A native of Oklahoma City and graduate of John Marshall High School, McEver earned his bachelor’s degree from Yale University and his M.D. from the University of Chicago. He began doing research at OMRF in 1987 and joined the scientific staff full-time in 2002.
A cardiovascular biologist, McEver’s research focuses on how circulating blood cells attach to blood vessels at the sites of tissue injury or infection. He has headed OMRF’s Cardiovascular Biology Research Program since 2007, and his research has led to an experimental drug for the treatment of sickle cell disease that is currently undergoing clinical trials in patients.
For his work, McEver has been the recipient of numerous awards, including a National Institutes of Health MERIT Award and election as a Fellow of the American Heart Association.
McEver will succeed Paul Kincade, Ph.D., who is retiring from as Vice President of Research.
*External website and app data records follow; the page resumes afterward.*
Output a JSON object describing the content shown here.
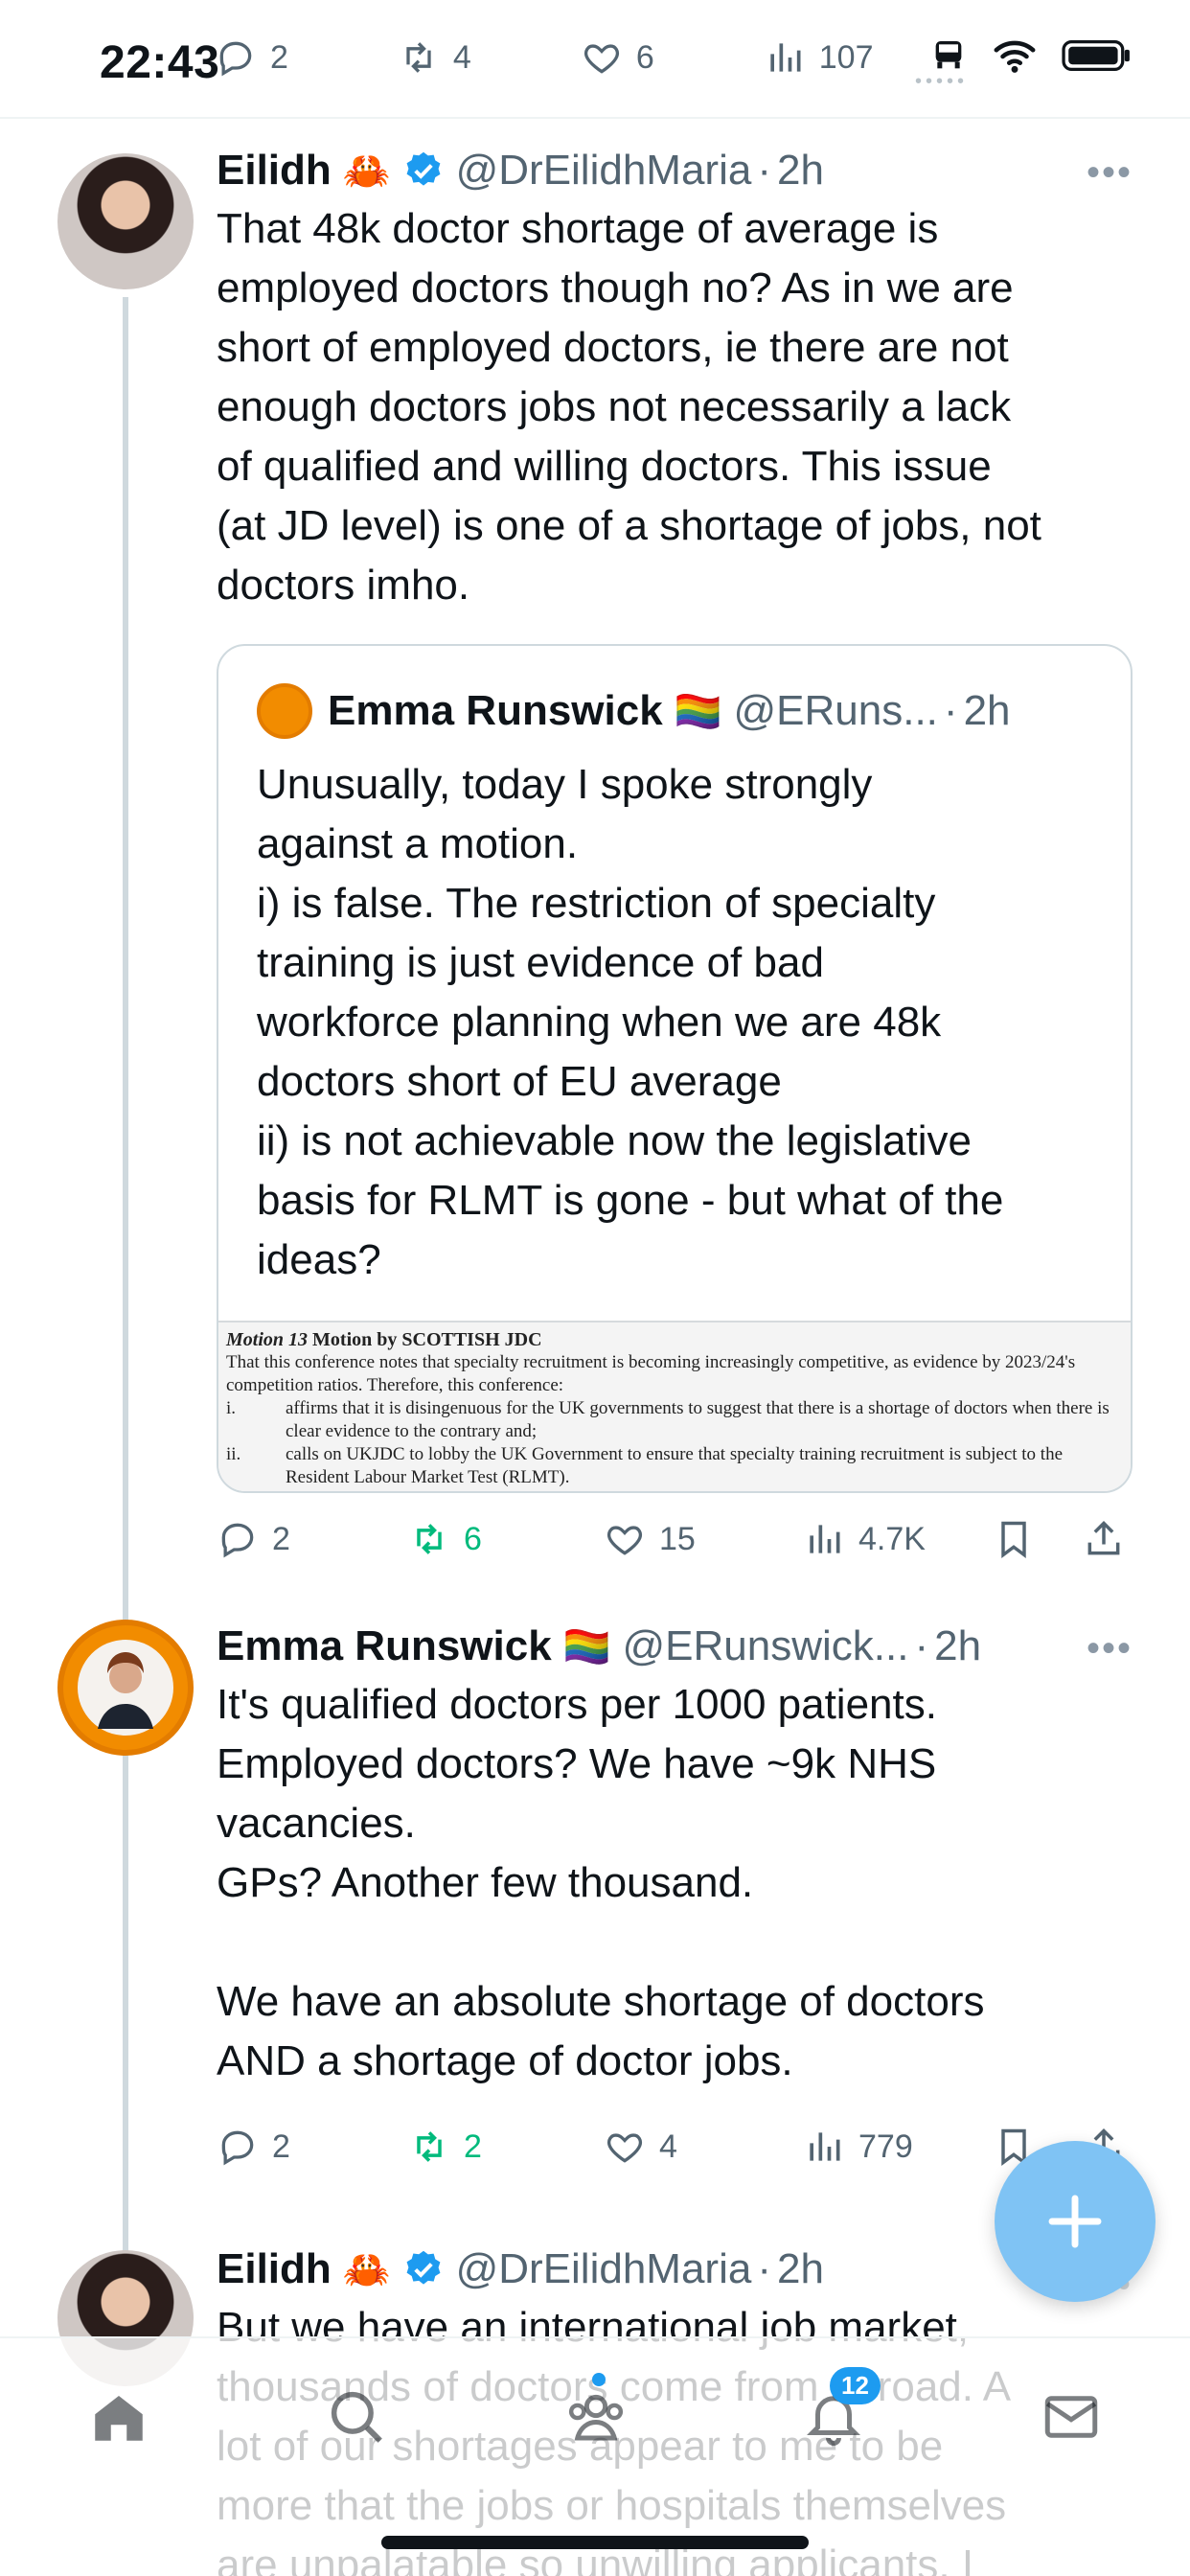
{
  "status_bar": {
    "time": "22:43",
    "top_actions": {
      "replies": "2",
      "reposts": "4",
      "likes": "6",
      "views": "107"
    }
  },
  "tweets": [
    {
      "name": "Eilidh",
      "emoji": "🦀",
      "verified": true,
      "handle": "@DrEilidhMaria",
      "time": "2h",
      "text": "That 48k doctor shortage of average is\nemployed doctors though no? As in we are\nshort of employed doctors, ie there are not\nenough doctors jobs not necessarily a lack\nof qualified and willing doctors. This issue\n(at JD level) is one of a shortage of jobs, not\ndoctors imho.",
      "quote": {
        "name": "Emma Runswick",
        "emoji": "🏳️‍🌈",
        "handle": "@ERuns...",
        "time": "2h",
        "text": "Unusually, today I spoke strongly\nagainst a motion.\ni) is false. The restriction of specialty\ntraining is just evidence of bad\nworkforce planning when we are 48k\ndoctors short of EU average\nii) is not achievable now the legislative\nbasis for RLMT is gone - but what of the\nideas?",
        "image": {
          "motion_label": "Motion 13",
          "motion_by": "Motion by SCOTTISH JDC",
          "intro": "That this conference notes that specialty recruitment is becoming increasingly competitive, as evidence by 2023/24's competition ratios. Therefore, this conference:",
          "items": [
            {
              "num": "i.",
              "text": "affirms that it is disingenuous for the UK governments to suggest that there is a shortage of doctors when there is clear evidence to the contrary and;"
            },
            {
              "num": "ii.",
              "text": "calls on UKJDC to lobby the UK Government to ensure that specialty training recruitment is subject to the Resident Labour Market Test (RLMT)."
            }
          ]
        }
      },
      "stats": {
        "replies": "2",
        "reposts": "6",
        "likes": "15",
        "views": "4.7K"
      }
    },
    {
      "name": "Emma Runswick",
      "emoji": "🏳️‍🌈",
      "verified": false,
      "handle": "@ERunswick...",
      "time": "2h",
      "text": "It's qualified doctors per 1000 patients.\nEmployed doctors? We have ~9k NHS\nvacancies.\nGPs? Another few thousand.\n\nWe have an absolute shortage of doctors\nAND a shortage of doctor jobs.",
      "stats": {
        "replies": "2",
        "reposts": "2",
        "likes": "4",
        "views": "779"
      }
    },
    {
      "name": "Eilidh",
      "emoji": "🦀",
      "verified": true,
      "handle": "@DrEilidhMaria",
      "time": "2h",
      "text": "But we have an international job market,\nthousands of doctors come from abroad. A\nlot of our shortages appear to me to be\nmore that the jobs or hospitals themselves\nare unpalatable so unwilling applicants. I"
    }
  ],
  "bottom_nav": {
    "notifications_badge": "12"
  },
  "colors": {
    "accent": "#1d9bf0",
    "repost_green": "#00ba7c",
    "muted_text": "#536471",
    "fab": "#7fc3f4"
  }
}
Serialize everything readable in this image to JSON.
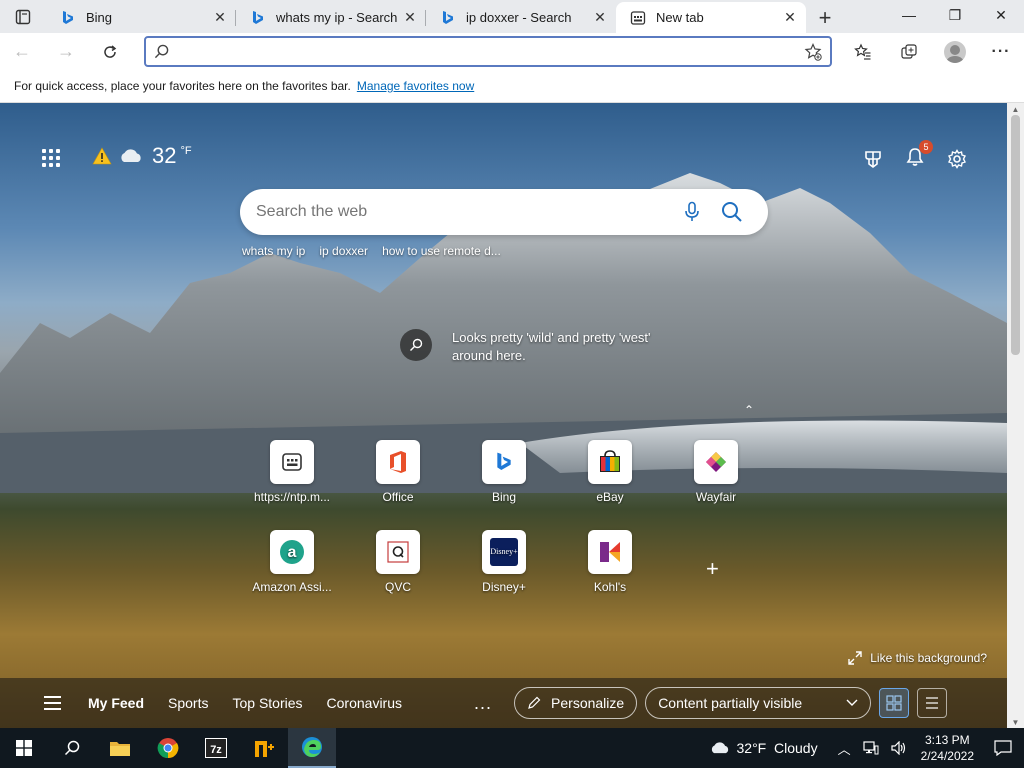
{
  "browser": {
    "tabs": [
      {
        "title": "Bing",
        "active": false
      },
      {
        "title": "whats my ip - Search",
        "active": false
      },
      {
        "title": "ip doxxer - Search",
        "active": false
      },
      {
        "title": "New tab",
        "active": true
      }
    ],
    "address": {
      "value": "",
      "placeholder": ""
    },
    "favorites_bar": {
      "text": "For quick access, place your favorites here on the favorites bar.",
      "link": "Manage favorites now"
    }
  },
  "ntp": {
    "weather": {
      "temp": "32",
      "unit": "°F"
    },
    "notifications": {
      "count": "5"
    },
    "search": {
      "placeholder": "Search the web"
    },
    "suggestions": [
      "whats my ip",
      "ip doxxer",
      "how to use remote d..."
    ],
    "image_caption": "Looks pretty 'wild' and pretty 'west' around here.",
    "tiles": [
      {
        "label": "https://ntp.m...",
        "icon": "ntp-site-icon"
      },
      {
        "label": "Office",
        "icon": "office-icon"
      },
      {
        "label": "Bing",
        "icon": "bing-icon"
      },
      {
        "label": "eBay",
        "icon": "ebay-icon"
      },
      {
        "label": "Wayfair",
        "icon": "wayfair-icon"
      },
      {
        "label": "Amazon Assi...",
        "icon": "amazon-icon"
      },
      {
        "label": "QVC",
        "icon": "qvc-icon"
      },
      {
        "label": "Disney+",
        "icon": "disney-plus-icon"
      },
      {
        "label": "Kohl's",
        "icon": "kohls-icon"
      }
    ],
    "like_background": "Like this background?",
    "feed": {
      "tabs": [
        "My Feed",
        "Sports",
        "Top Stories",
        "Coronavirus"
      ],
      "more": "...",
      "personalize": "Personalize",
      "content_visibility": "Content partially visible"
    }
  },
  "taskbar": {
    "weather": "32°F  Cloudy",
    "time": "3:13 PM",
    "date": "2/24/2022"
  },
  "colors": {
    "accent": "#0067b8",
    "badge": "#d64c2c",
    "omnibox_border": "#5a7ac0",
    "taskbar": "#10181f"
  }
}
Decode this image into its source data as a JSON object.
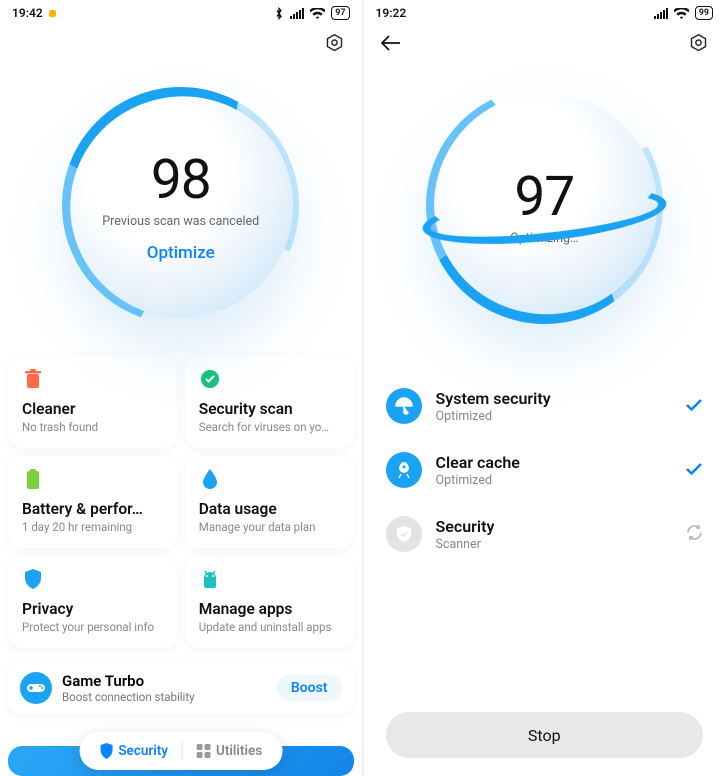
{
  "left": {
    "status": {
      "time": "19:42",
      "battery": "97"
    },
    "orb": {
      "score": "98",
      "subtitle": "Previous scan was canceled",
      "action": "Optimize"
    },
    "tiles": [
      {
        "icon": "trash",
        "color": "#ff6b4a",
        "title": "Cleaner",
        "sub": "No trash found"
      },
      {
        "icon": "check",
        "color": "#17c37b",
        "title": "Security scan",
        "sub": "Search for viruses on yo…"
      },
      {
        "icon": "battery",
        "color": "#7bd23a",
        "title": "Battery & perfor…",
        "sub": "1 day 20 hr  remaining"
      },
      {
        "icon": "drop",
        "color": "#1aa3f2",
        "title": "Data usage",
        "sub": "Manage your data plan"
      },
      {
        "icon": "shield",
        "color": "#1aa3f2",
        "title": "Privacy",
        "sub": "Protect your personal info"
      },
      {
        "icon": "android",
        "color": "#1cc2c0",
        "title": "Manage apps",
        "sub": "Update and uninstall apps"
      }
    ],
    "turbo": {
      "title": "Game Turbo",
      "sub": "Boost connection stability",
      "action": "Boost"
    },
    "nav": {
      "security": "Security",
      "utilities": "Utilities"
    }
  },
  "right": {
    "status": {
      "time": "19:22",
      "battery": "99"
    },
    "orb": {
      "score": "97",
      "subtitle": "Optimizing…"
    },
    "items": [
      {
        "icon": "umbrella",
        "title": "System security",
        "sub": "Optimized",
        "done": true
      },
      {
        "icon": "rocket",
        "title": "Clear cache",
        "sub": "Optimized",
        "done": true
      },
      {
        "icon": "shield",
        "title": "Security",
        "sub": "Scanner",
        "done": false
      }
    ],
    "stop": "Stop"
  }
}
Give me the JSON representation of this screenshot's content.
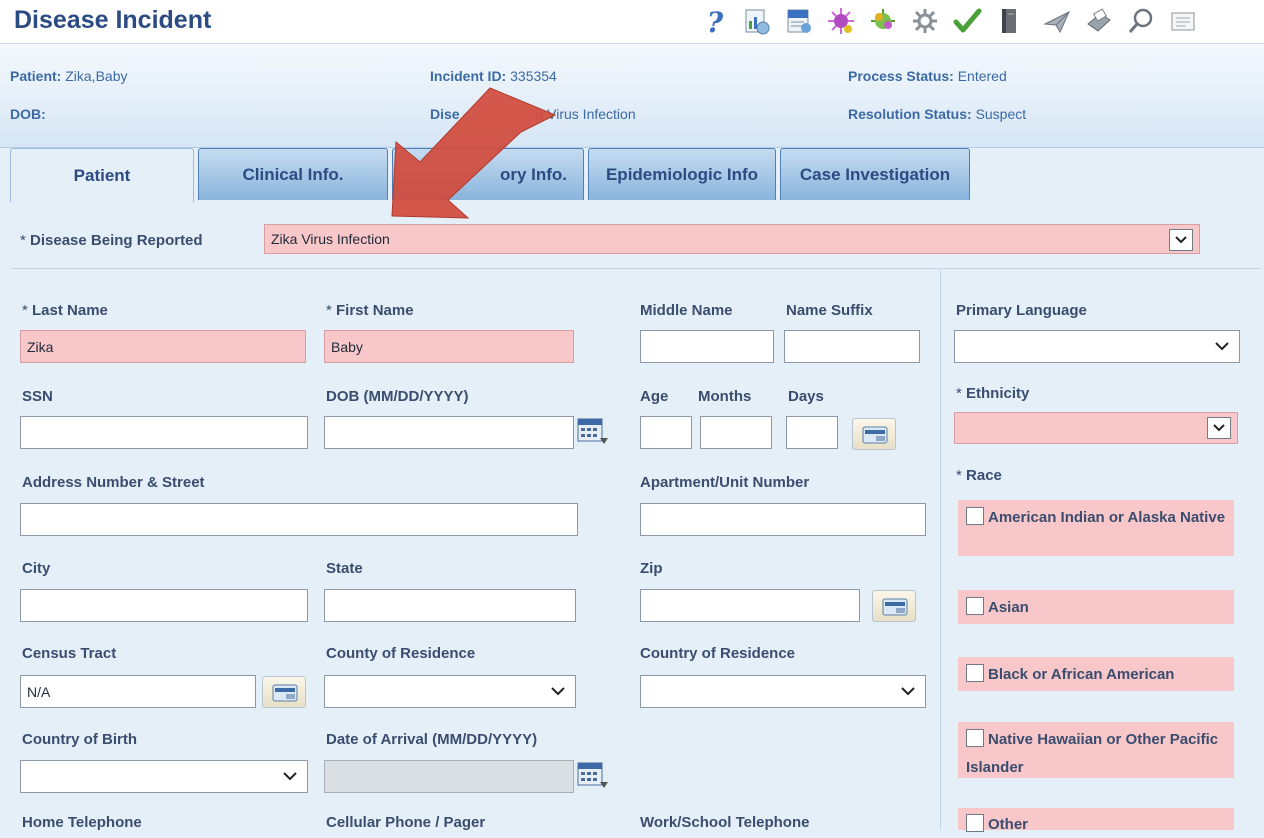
{
  "window": {
    "title": "Disease Incident"
  },
  "toolbar": {
    "icons": [
      "help-icon",
      "report-icon",
      "verify-icon",
      "virus-icon",
      "hand-icon",
      "gear-icon",
      "checkmark-icon",
      "book-icon",
      "send-icon",
      "print-icon",
      "search-icon",
      "notes-icon"
    ]
  },
  "header": {
    "patient_label": "Patient:",
    "patient_value": "Zika,Baby",
    "dob_label": "DOB:",
    "dob_value": "",
    "incident_label": "Incident ID:",
    "incident_value": "335354",
    "disease_label": "Dise",
    "disease_value": "a Virus Infection",
    "process_label": "Process Status:",
    "process_value": "Entered",
    "resolution_label": "Resolution Status:",
    "resolution_value": "Suspect"
  },
  "tabs": [
    {
      "label": "Patient"
    },
    {
      "label": "Clinical Info."
    },
    {
      "label": "ory Info."
    },
    {
      "label": "Epidemiologic Info"
    },
    {
      "label": "Case Investigation"
    }
  ],
  "disease": {
    "label": "Disease Being Reported",
    "value": "Zika Virus Infection"
  },
  "form": {
    "last_name": {
      "label": "Last Name",
      "value": "Zika"
    },
    "first_name": {
      "label": "First Name",
      "value": "Baby"
    },
    "middle_name": {
      "label": "Middle Name",
      "value": ""
    },
    "name_suffix": {
      "label": "Name Suffix",
      "value": ""
    },
    "ssn": {
      "label": "SSN",
      "value": ""
    },
    "dob": {
      "label": "DOB (MM/DD/YYYY)",
      "value": ""
    },
    "age": {
      "label": "Age",
      "value": ""
    },
    "months": {
      "label": "Months",
      "value": ""
    },
    "days": {
      "label": "Days",
      "value": ""
    },
    "address": {
      "label": "Address Number & Street",
      "value": ""
    },
    "apartment": {
      "label": "Apartment/Unit Number",
      "value": ""
    },
    "city": {
      "label": "City",
      "value": ""
    },
    "state": {
      "label": "State",
      "value": ""
    },
    "zip": {
      "label": "Zip",
      "value": ""
    },
    "census_tract": {
      "label": "Census Tract",
      "value": "N/A"
    },
    "county_residence": {
      "label": "County of Residence",
      "value": ""
    },
    "country_residence": {
      "label": "Country of Residence",
      "value": ""
    },
    "country_birth": {
      "label": "Country of Birth",
      "value": ""
    },
    "date_arrival": {
      "label": "Date of Arrival (MM/DD/YYYY)",
      "value": ""
    },
    "home_phone": {
      "label": "Home Telephone"
    },
    "cell_phone": {
      "label": "Cellular Phone / Pager"
    },
    "work_phone": {
      "label": "Work/School Telephone"
    }
  },
  "right_panel": {
    "primary_language": {
      "label": "Primary Language",
      "value": ""
    },
    "ethnicity": {
      "label": "Ethnicity",
      "value": ""
    },
    "race": {
      "label": "Race",
      "options": [
        {
          "label": "American Indian or Alaska Native"
        },
        {
          "label": "Asian"
        },
        {
          "label": "Black or African American"
        },
        {
          "label": "Native Hawaiian or Other Pacific Islander"
        },
        {
          "label": "Other"
        }
      ]
    }
  },
  "colors": {
    "required_field": "#f8c7c9",
    "title": "#2b4b82",
    "tab": "#8ab4dc",
    "annotation_arrow": "#d14a3c"
  }
}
Kincade joined OMRF in 1982 and has served as the foundation’s Vice President of Research since 2010. A noted immunologist, Kincade has served as President of both the American Association of Immunologists and the Federation of American Societies for Experimental Biology. He is also the founding Scientific Director of the Oklahoma Center for Adult Stem Cell Research, a position he will continue to hold.
Xia will succeed McEver as chair of OMRF’s Cardiovascular Biology Program, which researches heart and blood disorders. Xia, who holds the Merrick Foundation Chair in Biomedical Research at OMRF, has been on OMRF’s scientific faculty for the past 14 years. His work has focused on a group of sugars known as O-glycans, yielding important information about fatty liver disease, cancer and other illnesses.
“Drs. McEver and Xia have proven themselves both as talented scientists and leaders at OMRF,” said OMRF President Stephen Prescott, M.D. “I am confident they will both shine in their new roles.”